4. When Someone Gets Jealous and Tries to Steal the Spotlight
Any bridesmaid vying for the spotlight at your wedding has a lesson to learn. We promise you this: There has never, in the history of all weddings, been a bridesmaid who outshines the bride. It's just the glow of someone deeply in love and ready to say "I do" that will always, always set you apart. Do your best to ignore anyone irking you or trying to make you feel insecure (and in this case, are they really a true friend who deserves to stand by your side?). Chances are, their behavior is coming from something else, and they'll snap out of it by the time your actual wedding day rolls around.

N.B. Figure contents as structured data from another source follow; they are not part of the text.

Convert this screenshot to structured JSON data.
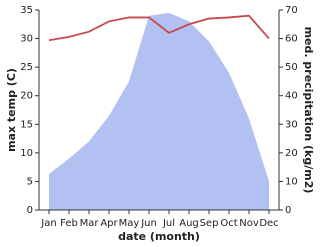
{
  "chart_data": {
    "type": "line",
    "categories": [
      "Jan",
      "Feb",
      "Mar",
      "Apr",
      "May",
      "Jun",
      "Jul",
      "Aug",
      "Sep",
      "Oct",
      "Nov",
      "Dec"
    ],
    "series": [
      {
        "name": "max temp (C)",
        "color": "#c8484f",
        "values": [
          29.7,
          30.3,
          31.2,
          33.0,
          33.7,
          33.7,
          31.0,
          32.5,
          33.5,
          33.7,
          34.0,
          30.0
        ]
      },
      {
        "name": "med. precipitation (kg/m2)",
        "color": "#b3c0f2",
        "axis": "y2",
        "values": [
          12.6,
          18,
          24,
          33,
          45,
          68,
          69,
          66,
          59,
          48,
          32,
          10
        ]
      }
    ],
    "xlabel": "date (month)",
    "ylabel": "max temp (C)",
    "y2label": "med. precipitation (kg/m2)",
    "ylim": [
      0,
      35
    ],
    "yticks": [
      0,
      5,
      10,
      15,
      20,
      25,
      30,
      35
    ],
    "y2lim": [
      0,
      70
    ],
    "y2ticks": [
      0,
      10,
      20,
      30,
      40,
      50,
      60,
      70
    ]
  }
}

5. When People Aren't Meeting Expectations
In short, the role of a great bridesmaid is identical to that of a great friend. It's appropriate to expect your wedding party members to volunteer to help wherever needed and to provide both emotional and logistical support throughout your wedding planning process. If you feel someone isn't doing their part, it's important to communicate honestly with them. But before you point any fingers, remember, it may be that your expectations are unreasonable, or that her behavior could be stemming from another stressor entirely. Once you've both cleared the air you should be able to move ahead. Lastly, don't forget to thank them openly and often along the way—gratitude is an amazing remedy.
6. When Feelings Get Snubbed (Unintentionally)
You might feel pressure to invite someone you're not super-close with to be in your wedding party, or that you'd flat-out rather not include. You shouldn't feel obligated to include a distant relative, your partner's cousin or a friend whose wedding you were in—but be very considerate of their feelings and think about the aftermath of not asking them before going through with it. Then be ready to face any fallout head-on. Tell whomever it is that you've always envisioned a small wedding party and you're trying to keep your crew to your closest friends and family. Mitigate hurt feelings by coming up with ways to keep nonwedding party members involved, whether it's having them do a ceremony reading, getting ready with you on the day of, making a toast or helping you plan your bachelorette party.